Le CD&V pour une 7e réforme de l’Etat

On aura beau pousser des cris d’orfraie, le train politique flamand ne s’arrêtera pas. C’est de la tactique électorale certes, mais le CD&V le rappelle au bon souvenir des partis francophones en invitant la Flandre à provoquer une nouvelle réforme de l’Etat en 2024. Ni les timides tentatives donnant du crédit à la refédéralisation de certaines compétences ni les résistances francophones ne mettront un terme à ce mouvement centrifuge. Certes, le projet divise les partis du Nord mais son esprit demeure: toujours plus d’autonomie au détriment de l’Etat fédéral.

Il est temps que les francophones s’entendent sur leur agenda institutionnel.

Face à ce constat, un autre. Celui de l’impréparation chronique des forces politiques francophones à la négociation institutionnelle. C’est le couteau sous la gorge, celui d’une Belgique ingouvernable, que celles-ci avaient négocié la sixième réforme de l’Etat. Jamais demandeurs de rien, les francophones se retrouvent systématiquement dans la réaction, dans la résistance au changement et la division. Ce qui ne les place pas dans une position de négociation très favorable.

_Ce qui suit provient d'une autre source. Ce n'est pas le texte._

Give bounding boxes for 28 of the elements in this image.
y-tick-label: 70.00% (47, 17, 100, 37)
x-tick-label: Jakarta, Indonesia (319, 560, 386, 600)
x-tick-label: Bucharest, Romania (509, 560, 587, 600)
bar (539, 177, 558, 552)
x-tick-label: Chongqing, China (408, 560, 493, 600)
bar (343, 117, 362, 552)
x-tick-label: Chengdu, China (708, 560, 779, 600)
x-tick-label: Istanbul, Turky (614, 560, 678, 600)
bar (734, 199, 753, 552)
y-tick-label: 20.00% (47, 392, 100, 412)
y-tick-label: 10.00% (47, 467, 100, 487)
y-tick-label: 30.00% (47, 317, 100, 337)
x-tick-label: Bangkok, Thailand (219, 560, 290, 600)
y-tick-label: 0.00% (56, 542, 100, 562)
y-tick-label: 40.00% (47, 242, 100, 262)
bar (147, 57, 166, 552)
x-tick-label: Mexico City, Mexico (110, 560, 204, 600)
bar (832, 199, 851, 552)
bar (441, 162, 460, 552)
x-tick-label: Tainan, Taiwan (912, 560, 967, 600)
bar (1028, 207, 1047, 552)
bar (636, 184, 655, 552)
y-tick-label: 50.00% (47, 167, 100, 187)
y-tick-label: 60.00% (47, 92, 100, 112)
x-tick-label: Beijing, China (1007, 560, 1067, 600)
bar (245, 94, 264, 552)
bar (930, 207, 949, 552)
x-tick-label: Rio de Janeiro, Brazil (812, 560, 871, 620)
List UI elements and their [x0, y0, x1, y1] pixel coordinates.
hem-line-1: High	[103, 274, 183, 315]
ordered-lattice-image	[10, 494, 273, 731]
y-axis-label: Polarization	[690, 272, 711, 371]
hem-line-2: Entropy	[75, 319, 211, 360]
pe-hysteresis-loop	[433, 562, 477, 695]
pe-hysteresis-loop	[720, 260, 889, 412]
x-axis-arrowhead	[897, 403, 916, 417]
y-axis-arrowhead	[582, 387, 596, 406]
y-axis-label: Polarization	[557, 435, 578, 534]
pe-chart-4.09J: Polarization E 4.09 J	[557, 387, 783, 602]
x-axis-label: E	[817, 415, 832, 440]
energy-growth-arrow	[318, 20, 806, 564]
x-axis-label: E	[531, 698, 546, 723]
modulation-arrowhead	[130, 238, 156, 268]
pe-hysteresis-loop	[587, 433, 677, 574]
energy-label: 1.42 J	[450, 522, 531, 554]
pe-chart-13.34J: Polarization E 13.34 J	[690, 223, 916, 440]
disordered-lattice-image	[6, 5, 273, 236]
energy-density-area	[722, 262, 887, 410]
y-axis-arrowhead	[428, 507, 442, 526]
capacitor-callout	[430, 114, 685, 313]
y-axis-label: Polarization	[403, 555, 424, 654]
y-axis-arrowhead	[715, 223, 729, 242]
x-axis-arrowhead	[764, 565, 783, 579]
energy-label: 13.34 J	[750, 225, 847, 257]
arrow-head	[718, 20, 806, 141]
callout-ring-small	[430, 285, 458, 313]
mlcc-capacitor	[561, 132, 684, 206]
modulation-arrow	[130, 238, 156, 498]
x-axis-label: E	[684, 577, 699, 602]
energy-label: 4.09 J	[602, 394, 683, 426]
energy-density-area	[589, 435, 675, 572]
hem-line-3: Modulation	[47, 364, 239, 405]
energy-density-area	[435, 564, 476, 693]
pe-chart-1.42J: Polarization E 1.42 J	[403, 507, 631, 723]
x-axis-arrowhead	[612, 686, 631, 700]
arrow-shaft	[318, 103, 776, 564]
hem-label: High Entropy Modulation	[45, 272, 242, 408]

Cet état de fait participe aux aberrations qu’ont parfois donné ces pourparlers institutionnels complexes. De nouvelles concurrences interrégionales qui peuvent nuire aux intérêts francophones en matière de fiscalité ou d’allocations familiales, par exemple. Que dire de l’avenir de la solidarité nationale. À lire les récentes conclusions de la Commission européenne sur les perspectives macroéconomiques belges, ni la Wallonie ni Bruxelles ne seront prêtes en 2025 lorsque s’éteindront les mécanismes assurant certains transferts Nord-Sud. Une échéance négociée dans la douleur en 2010-2011 et qui annonce des arbitrages budgétaires difficiles dans les Régions. La Flandre est prévisible et il est grand temps que les partis francophones s’entendent sur leur agenda institutionnel, sur ce qu’ils attendent encore de la Belgique afin qu’elle serve davantage leurs intérêts. Bref, sur ce qu’ils veulent et ne veulent pas pour eux-mêmes quitte à aller au clash avec le Nord. Pourquoi pas en modernisant la Constitution pour qu’elle réponde plus efficacement aux enjeux du moment? À ne rien vouloir, on obtient souvent ce qu’on ne veut pas.